Allah telah menjadikan
khuldi (pohon) dalam al-Qur’an sebagai “simbol larangan” untuk didekati,
apalagi dilakukan. Melalui simbol tersebut, Allah menghasratkan kita untuk
tidak “merasa semulia malaikat” dan “merasa kekal” dalam laku apa pun, ubudiyah maupun mu’amalah, karena watak demikian hanya akan menjadikan kita absen
dari kebaikan-kebaikan. Akibat absen dari kebaikan-kebaikan, tanpa ampun kita
menjadi bagian dari orang-orang dzalim. Dan menjadi dzalim sungguh bukanlah tujuan
utama yang dihasratkan kerasulan Muhammad Saw.
“Tidak ada
surga bagi orang yang berbuat dzalim, sekecil apa pun…”
Wallahu’alam bis shawab.
Jogja, 6 Desember 2013
4 Komentar untuk "MEMBACA SIMBOL KHULDI (Mengapa Khuldi Dilarang untuk Didekati?)"

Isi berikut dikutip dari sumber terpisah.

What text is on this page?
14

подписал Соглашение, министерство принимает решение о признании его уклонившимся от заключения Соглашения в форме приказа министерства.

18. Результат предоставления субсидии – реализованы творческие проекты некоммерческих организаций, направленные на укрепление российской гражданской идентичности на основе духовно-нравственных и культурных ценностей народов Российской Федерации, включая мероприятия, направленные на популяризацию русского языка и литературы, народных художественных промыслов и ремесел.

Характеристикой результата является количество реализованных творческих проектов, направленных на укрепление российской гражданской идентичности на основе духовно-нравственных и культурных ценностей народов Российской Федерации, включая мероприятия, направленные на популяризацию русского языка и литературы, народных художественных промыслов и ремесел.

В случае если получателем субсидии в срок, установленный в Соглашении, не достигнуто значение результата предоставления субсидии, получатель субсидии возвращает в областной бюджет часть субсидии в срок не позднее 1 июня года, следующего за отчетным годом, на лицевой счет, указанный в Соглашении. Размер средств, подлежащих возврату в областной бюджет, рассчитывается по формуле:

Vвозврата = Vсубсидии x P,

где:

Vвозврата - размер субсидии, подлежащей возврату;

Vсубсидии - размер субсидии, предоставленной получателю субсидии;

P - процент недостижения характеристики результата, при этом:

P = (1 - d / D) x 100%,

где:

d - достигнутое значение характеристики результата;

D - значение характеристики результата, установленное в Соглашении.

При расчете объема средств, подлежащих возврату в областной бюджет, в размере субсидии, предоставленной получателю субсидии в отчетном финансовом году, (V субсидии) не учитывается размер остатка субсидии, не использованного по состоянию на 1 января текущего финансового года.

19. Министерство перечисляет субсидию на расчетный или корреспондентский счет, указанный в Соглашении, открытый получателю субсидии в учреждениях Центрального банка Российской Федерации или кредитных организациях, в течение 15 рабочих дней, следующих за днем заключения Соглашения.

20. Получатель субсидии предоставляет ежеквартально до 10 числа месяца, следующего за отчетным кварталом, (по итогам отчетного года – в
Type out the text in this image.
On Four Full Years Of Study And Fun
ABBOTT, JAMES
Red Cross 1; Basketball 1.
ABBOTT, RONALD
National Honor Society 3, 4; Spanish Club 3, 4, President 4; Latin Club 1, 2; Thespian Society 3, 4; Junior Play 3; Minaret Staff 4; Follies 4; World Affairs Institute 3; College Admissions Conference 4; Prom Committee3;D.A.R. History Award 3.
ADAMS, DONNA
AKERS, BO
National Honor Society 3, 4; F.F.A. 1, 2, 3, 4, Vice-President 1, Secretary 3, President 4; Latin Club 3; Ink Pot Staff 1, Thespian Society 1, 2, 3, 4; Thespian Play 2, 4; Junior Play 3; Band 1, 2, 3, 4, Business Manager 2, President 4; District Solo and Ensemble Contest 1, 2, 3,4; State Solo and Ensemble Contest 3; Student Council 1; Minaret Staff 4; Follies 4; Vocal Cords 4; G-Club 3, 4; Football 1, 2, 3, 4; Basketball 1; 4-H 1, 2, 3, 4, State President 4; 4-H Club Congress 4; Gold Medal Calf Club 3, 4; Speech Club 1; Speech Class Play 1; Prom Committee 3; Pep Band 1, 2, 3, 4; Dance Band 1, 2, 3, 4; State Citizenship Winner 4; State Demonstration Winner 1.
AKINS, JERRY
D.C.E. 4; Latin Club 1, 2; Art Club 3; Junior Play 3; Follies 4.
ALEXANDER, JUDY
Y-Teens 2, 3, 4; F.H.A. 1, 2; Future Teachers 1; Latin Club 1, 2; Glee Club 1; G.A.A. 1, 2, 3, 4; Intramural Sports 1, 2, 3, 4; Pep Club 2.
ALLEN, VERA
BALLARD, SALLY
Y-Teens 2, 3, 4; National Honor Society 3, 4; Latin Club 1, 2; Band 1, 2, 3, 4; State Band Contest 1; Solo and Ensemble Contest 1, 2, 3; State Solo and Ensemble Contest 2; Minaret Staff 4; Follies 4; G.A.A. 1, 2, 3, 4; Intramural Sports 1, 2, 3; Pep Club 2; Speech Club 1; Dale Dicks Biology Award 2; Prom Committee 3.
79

Good banget tulisanya mas,,
ربنا ظلمنا أنفسنا و إن لم تغفر لنا و ترحمنا لنكوننا من الخاسرين
ijin share mas
Keren keren . Saya sependapat dengan anda . Bawasannya semua yang ada di dunia ini adalah sebuah simbol dan sebuah sindirian .
Subhanallah .. Super sekali analisanya.
Trima kasih dapat pengetahuan yg begitu mendalam.